Bob built his own music site, Sounds Familiar, in Silverlight to showcase the technology and it is the focus of this session. He used all the ideas in this presentation in building the site. Indeed, we spent the session looking at the source code of this site. Neato.

  • Silver light has a native networking stack in the runtime
  • REST and SOAP communications are supported directly from the client at runtime.
    • SOAP uses a proxy, like always
    • REST uses WebClient, like always
    • In both cases, the service being invoked must provide a basicHttpBinding endpoint.
    • To enable cross domain service calls, put a special XML file on the root of the server you are trying to hit. This helps prevent cross domain service attacks.
  • The plugin is ~4M in size. No big deal because is is really just a container. This is 2.0 we are talking about here. This is similar to Flash.
  • Given that designers are working with XAML via expression blend, it is likely time for them to learn about source control.
  • Creating a control for a Silverlight application is just like creating a control for a WPF app, you just use a different base Control class. Why no interface to implement here?

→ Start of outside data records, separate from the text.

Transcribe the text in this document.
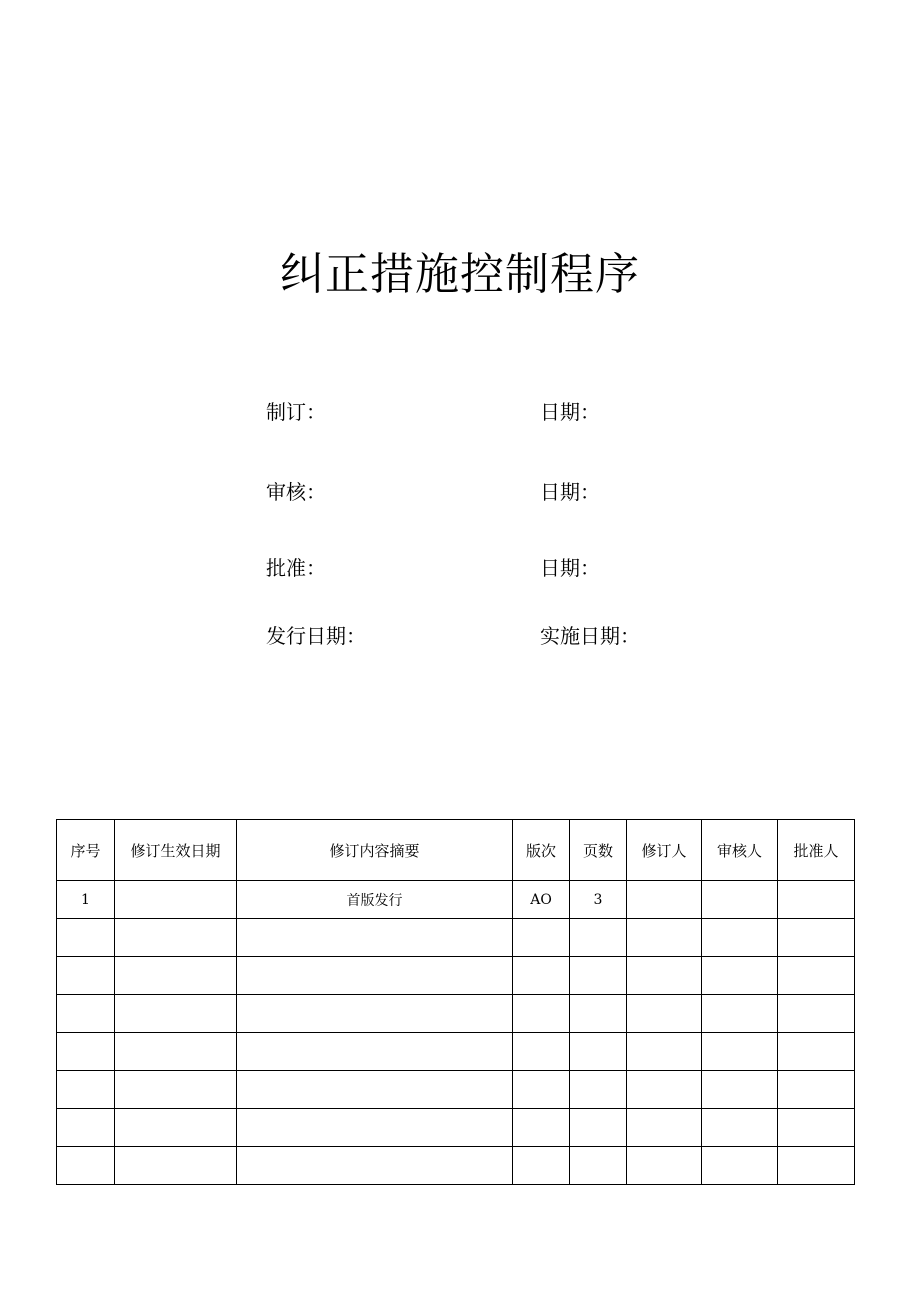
纠正措施控制程序
制订：	日期：
审核：	日期：
批准：	日期：
发行日期：	实施日期：
序号	修订生效日期	修订内容摘要	版次	页数	修订人	审核人	批准人
1		首版发行	AO	3			
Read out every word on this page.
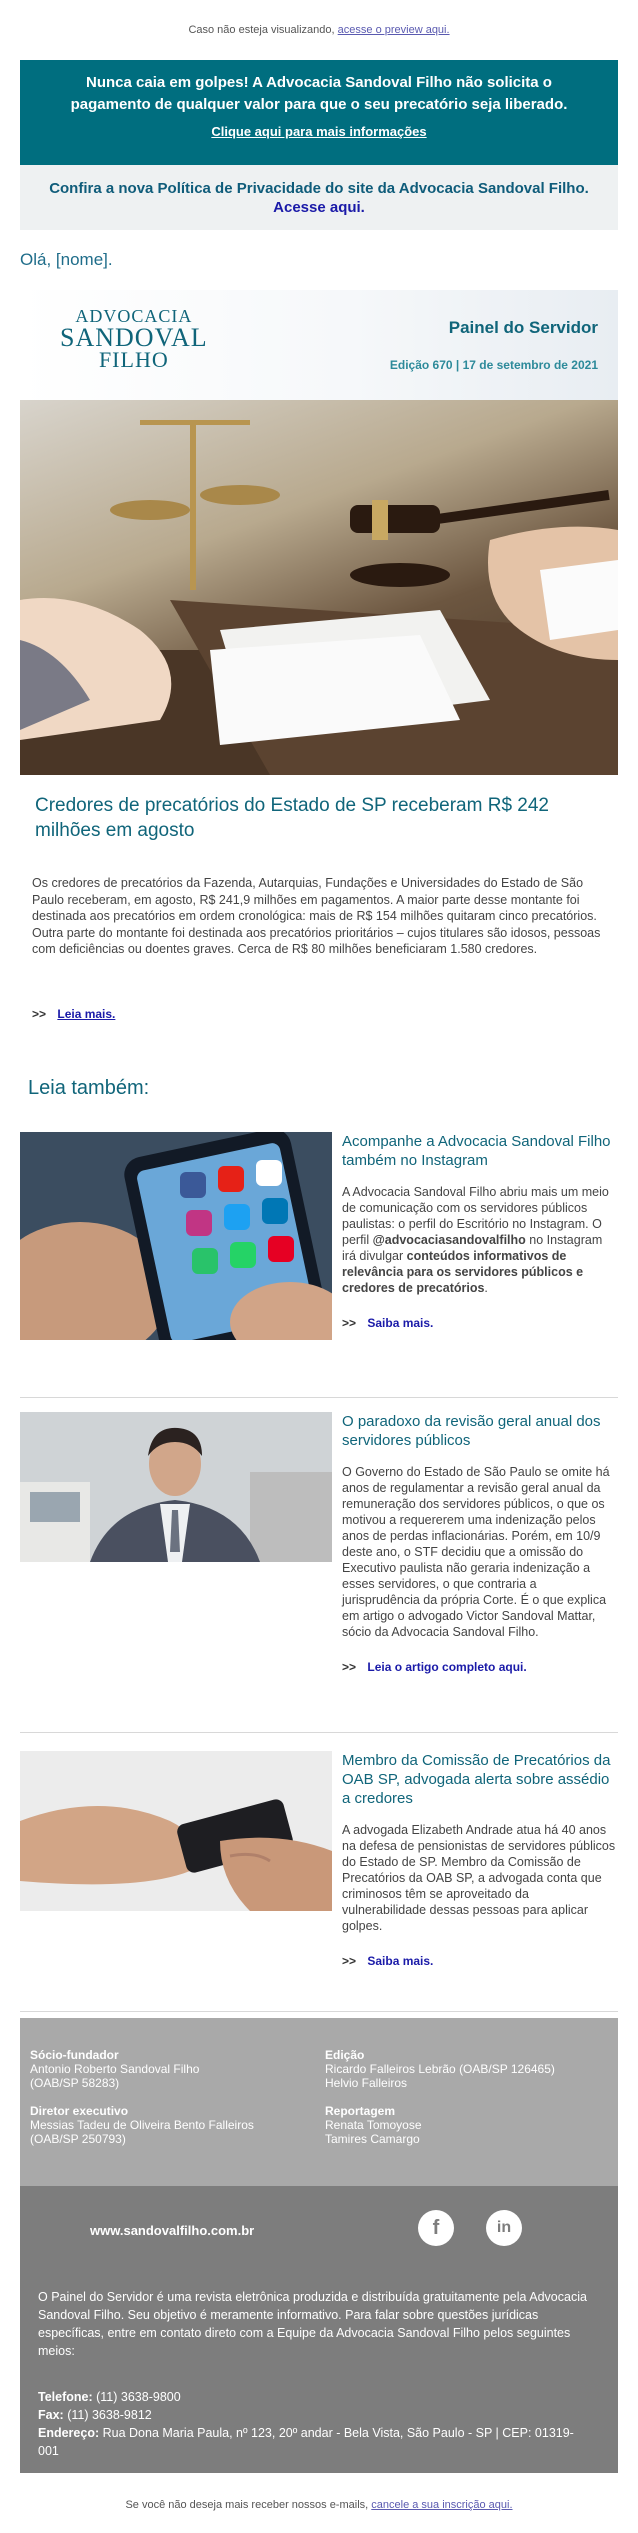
Caso não esteja visualizando, acesse o preview aqui.
Nunca caia em golpes! A Advocacia Sandoval Filho não solicita o pagamento de qualquer valor para que o seu precatório seja liberado.
Clique aqui para mais informações
Confira a nova Política de Privacidade do site da Advocacia Sandoval Filho.
Acesse aqui.
Olá, [nome].
ADVOCACIA
SANDOVAL
FILHO
Painel do Servidor
Edição 670 | 17 de setembro de 2021
Credores de precatórios do Estado de SP receberam R$ 242 milhões em agosto

Os credores de precatórios da Fazenda, Autarquias, Fundações e Universidades do Estado de São Paulo receberam, em agosto, R$ 241,9 milhões em pagamentos. A maior parte desse montante foi destinada aos precatórios em ordem cronológica: mais de R$ 154 milhões quitaram cinco precatórios. Outra parte do montante foi destinada aos precatórios prioritários – cujos titulares são idosos, pessoas com deficiências ou doentes graves. Cerca de R$ 80 milhões beneficiaram 1.580 credores.

>> Leia mais.
Leia também:
Acompanhe a Advocacia Sandoval Filho também no Instagram
A Advocacia Sandoval Filho abriu mais um meio de comunicação com os servidores públicos paulistas: o perfil do Escritório no Instagram. O perfil @advocaciasandovalfilho no Instagram irá divulgar conteúdos informativos de relevância para os servidores públicos e credores de precatórios.
>> Saiba mais.
O paradoxo da revisão geral anual dos servidores públicos
O Governo do Estado de São Paulo se omite há anos de regulamentar a revisão geral anual da remuneração dos servidores públicos, o que os motivou a requererem uma indenização pelos anos de perdas inflacionárias. Porém, em 10/9 deste ano, o STF decidiu que a omissão do Executivo paulista não geraria indenização a esses servidores, o que contraria a jurisprudência da própria Corte. É o que explica em artigo o advogado Victor Sandoval Mattar, sócio da Advocacia Sandoval Filho.
>> Leia o artigo completo aqui.
Membro da Comissão de Precatórios da OAB SP, advogada alerta sobre assédio a credores
A advogada Elizabeth Andrade atua há 40 anos na defesa de pensionistas de servidores públicos do Estado de SP. Membro da Comissão de Precatórios da OAB SP, a advogada conta que criminosos têm se aproveitado da vulnerabilidade dessas pessoas para aplicar golpes.
>> Saiba mais.
Sócio-fundador
Antonio Roberto Sandoval Filho
(OAB/SP 58283)
Diretor executivo
Messias Tadeu de Oliveira Bento Falleiros
(OAB/SP 250793)
Edição
Ricardo Falleiros Lebrão (OAB/SP 126465)
Helvio Falleiros
Reportagem
Renata Tomoyose
Tamires Camargo
www.sandovalfilho.com.br	f	in
O Painel do Servidor é uma revista eletrônica produzida e distribuída gratuitamente pela Advocacia Sandoval Filho. Seu objetivo é meramente informativo. Para falar sobre questões jurídicas específicas, entre em contato direto com a Equipe da Advocacia Sandoval Filho pelos seguintes meios:
Telefone: (11) 3638-9800
Fax: (11) 3638-9812
Endereço: Rua Dona Maria Paula, nº 123, 20º andar - Bela Vista, São Paulo - SP | CEP: 01319-001
Se você não deseja mais receber nossos e-mails, cancele a sua inscrição aqui.
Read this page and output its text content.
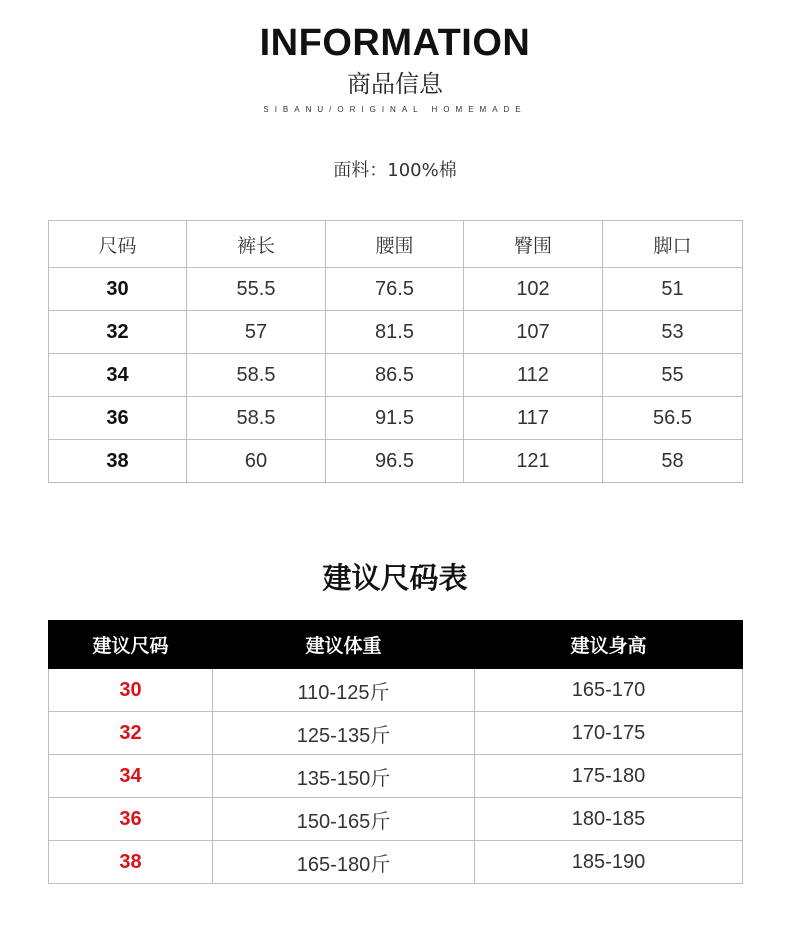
INFORMATION
商品信息
SIBANU/ORIGINAL HOMEMADE
面料：100%棉
尺码	裤长	腰围	臀围	脚口
30	55.5	76.5	102	51
32	57	81.5	107	53
34	58.5	86.5	112	55
36	58.5	91.5	117	56.5
38	60	96.5	121	58
建议尺码表
建议尺码	建议体重	建议身高
30	110-125斤	165-170
32	125-135斤	170-175
34	135-150斤	175-180
36	150-165斤	180-185
38	165-180斤	185-190
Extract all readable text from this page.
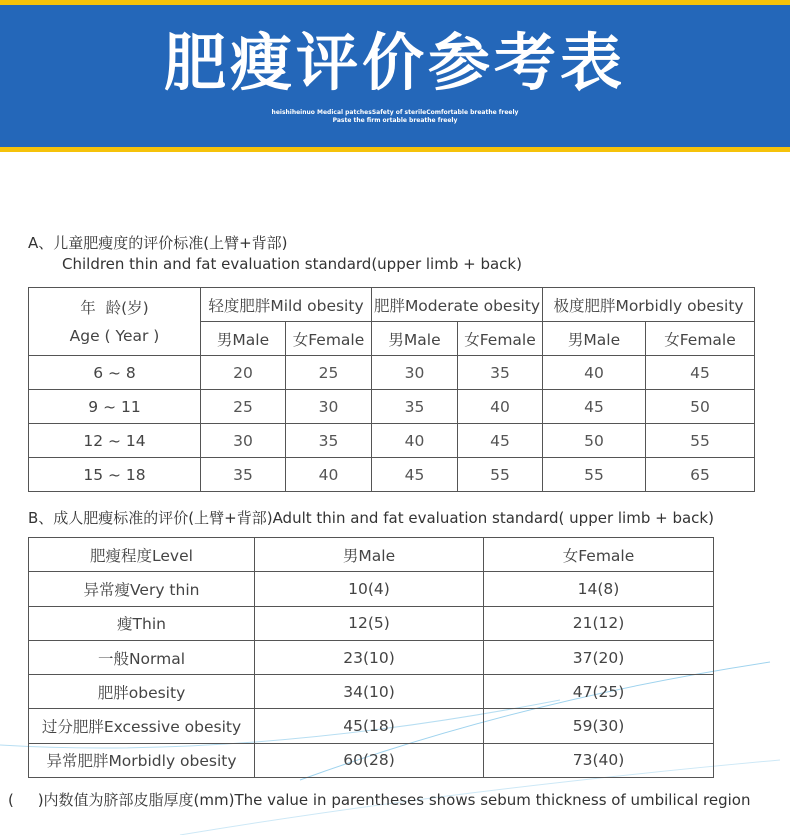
肥瘦评价参考表
heishiheinuo Medical patchesSafety of sterileComfortable breathe freely
Paste the firm ortable breathe freely
A、儿童肥瘦度的评价标准(上臂+背部)
Children thin and fat evaluation standard(upper limb + back)
年  龄(岁)
Age ( Year )	轻度肥胖Mild obesity		肥胖Moderate obesity		极度肥胖Morbidly obesity	
	男Male	女Female	男Male	女Female	男Male	女Female
6 ~ 8	20	25	30	35	40	45
9 ~ 11	25	30	35	40	45	50
12 ~ 14	30	35	40	45	50	55
15 ~ 18	35	40	45	55	55	65
B、成人肥瘦标准的评价(上臂+背部)Adult thin and fat evaluation standard( upper limb + back)
肥瘦程度Level	男Male	女Female
异常瘦Very thin	10(4)	14(8)
瘦Thin	12(5)	21(12)
一般Normal	23(10)	37(20)
肥胖obesity	34(10)	47(25)
过分肥胖Excessive obesity	45(18)	59(30)
异常肥胖Morbidly obesity	60(28)	73(40)
(     )内数值为脐部皮脂厚度(mm)The value in parentheses shows sebum thickness of umbilical region
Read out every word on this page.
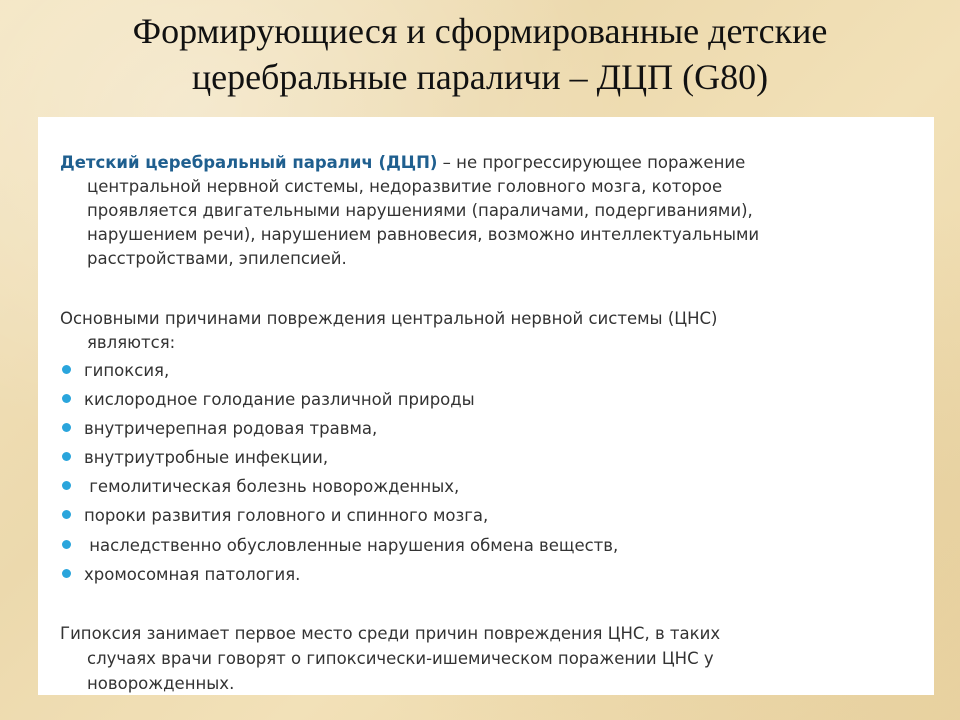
Формирующиеся и сформированные детские
церебральные параличи – ДЦП (G80)
Детский церебральный паралич (ДЦП) – не прогрессирующее поражение
центральной нервной системы, недоразвитие головного мозга, которое
проявляется двигательными нарушениями (параличами, подергиваниями),
нарушением речи), нарушением равновесия, возможно интеллектуальными
расстройствами, эпилепсией.
Основными причинами повреждения центральной нервной системы (ЦНС)
являются:
гипоксия,
кислородное голодание различной природы
внутричерепная родовая травма,
внутриутробные инфекции,
гемолитическая болезнь новорожденных,
пороки развития головного и спинного мозга,
наследственно обусловленные нарушения обмена веществ,
хромосомная патология.
Гипоксия занимает первое место среди причин повреждения ЦНС, в таких
случаях врачи говорят о гипоксически-ишемическом поражении ЦНС у
новорожденных.
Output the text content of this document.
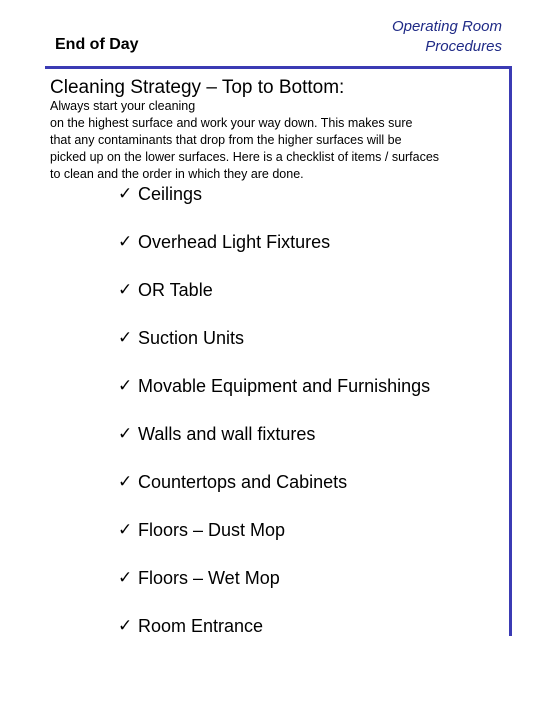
End of Day
Operating Room
Procedures
Cleaning Strategy – Top to Bottom:
Always start your cleaning
on the highest surface and work your way down. This makes sure
that any contaminants that drop from the higher surfaces will be
picked up on the lower surfaces. Here is a checklist of items / surfaces
to clean and the order in which they are done.
✓ Ceilings
✓ Overhead Light Fixtures
✓ OR Table
✓ Suction Units
✓ Movable Equipment and Furnishings
✓ Walls and wall fixtures
✓ Countertops and Cabinets
✓ Floors – Dust Mop
✓ Floors – Wet Mop
✓ Room Entrance
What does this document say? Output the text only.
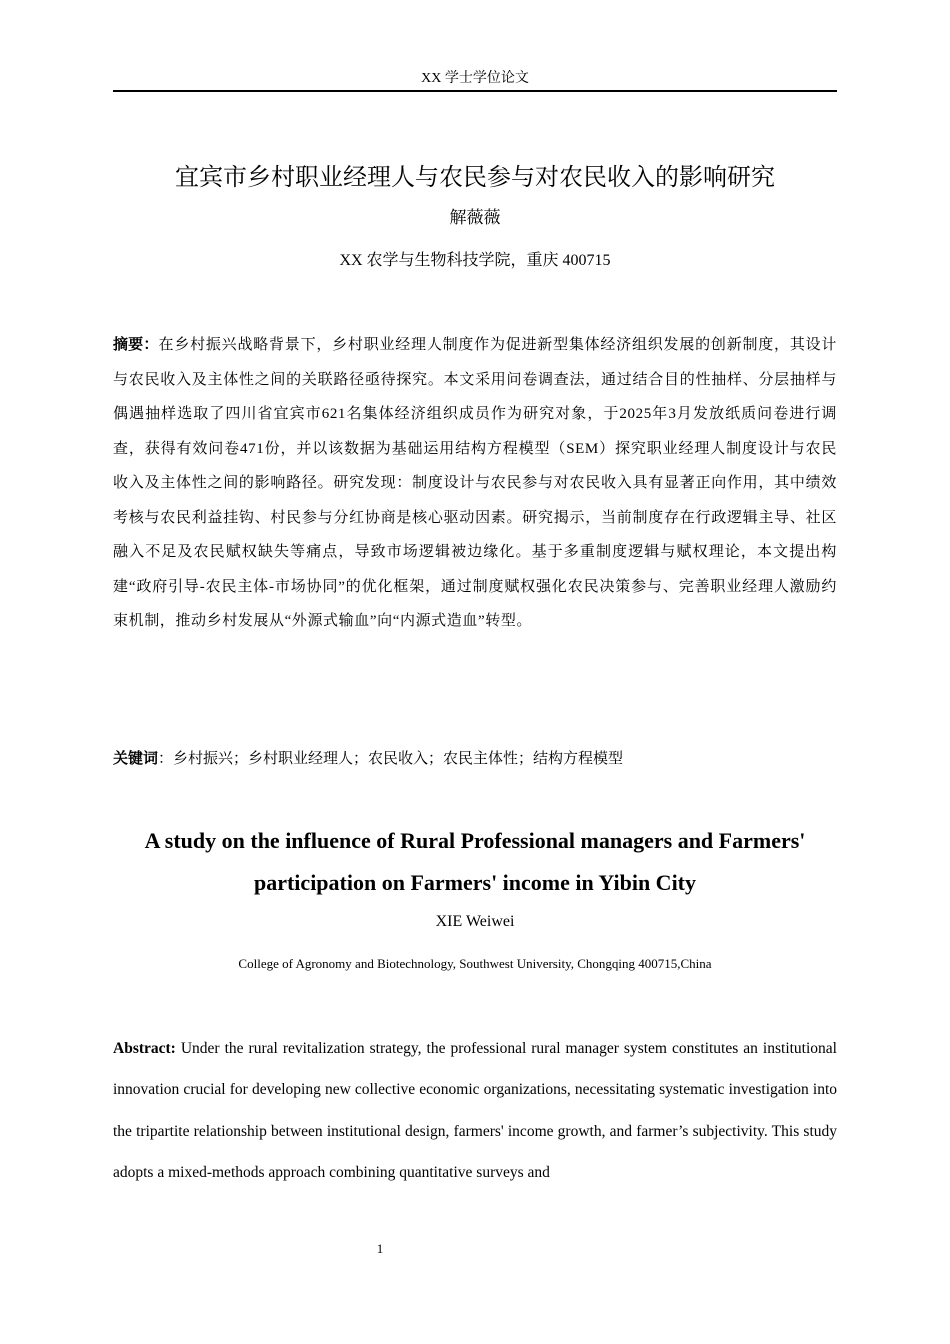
XX 学士学位论文
宜宾市乡村职业经理人与农民参与对农民收入的影响研究
解薇薇
XX 农学与生物科技学院，重庆 400715
摘要：在乡村振兴战略背景下，乡村职业经理人制度作为促进新型集体经济组织发展的创新制度，其设计与农民收入及主体性之间的关联路径亟待探究。本文采用问卷调查法，通过结合目的性抽样、分层抽样与偶遇抽样选取了四川省宜宾市621名集体经济组织成员作为研究对象，于2025年3月发放纸质问卷进行调查，获得有效问卷471份，并以该数据为基础运用结构方程模型（SEM）探究职业经理人制度设计与农民收入及主体性之间的影响路径。研究发现：制度设计与农民参与对农民收入具有显著正向作用，其中绩效考核与农民利益挂钩、村民参与分红协商是核心驱动因素。研究揭示，当前制度存在行政逻辑主导、社区融入不足及农民赋权缺失等痛点，导致市场逻辑被边缘化。基于多重制度逻辑与赋权理论，本文提出构建“政府引导-农民主体-市场协同”的优化框架，通过制度赋权强化农民决策参与、完善职业经理人激励约束机制，推动乡村发展从“外源式输血”向“内源式造血”转型。
关键词：乡村振兴；乡村职业经理人；农民收入；农民主体性；结构方程模型
A study on the influence of Rural Professional managers and Farmers' participation on Farmers' income in Yibin City
XIE Weiwei
College of Agronomy and Biotechnology, Southwest University, Chongqing 400715,China
Abstract: Under the rural revitalization strategy, the professional rural manager system constitutes an institutional innovation crucial for developing new collective economic organizations, necessitating systematic investigation into the tripartite relationship between institutional design, farmers' income growth, and farmer’s subjectivity. This study adopts a mixed-methods approach combining quantitative surveys and
1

  • Aspect ratio is maintained despite scaling as a brownser window might shrink, for instance. This is cool because maybe we won’t have to declaratively set size and let the Silverlight app float in the page. Cool.
  • I can make a managed code function acessible by Javascript. This is cool and it works both ways.
    • I can call a JS function from my managed code.
    • I can call a managed code function from the JS in the containing page.
  • Databinding is there for the data you are pulling out of those services.
  • Resource files are supported for plenty of uses, localization based on IP would be neat, eh?
  • You can create custom controls for reuse, which makes total sense.
  • Deep Zoom is cool. What a great way this would be to render X-Rays in a doctor’s office, eh?
    • There is a tool, Deep Zoom Composer, that creates a binary file of your image that can be streamed and zoomed. 
    • Hard Rock cafe is using this to let people examine all their memorabilia. Cool.
    • You can embed images within images. Look at the stamp on the envelope in the 5th row from the bottom, on the left. Zoom into the stamp on this envelope.
    • After you play with that, think about this: What if that were a navigation metaphor for a file system? Going down, coming up through the directory structure or something. Trippy.
  • Get this: Expression Studio can import Adobe illutrator files and make XAML out of them. Now there’s a awesome gig. Can this port my current Flash animations?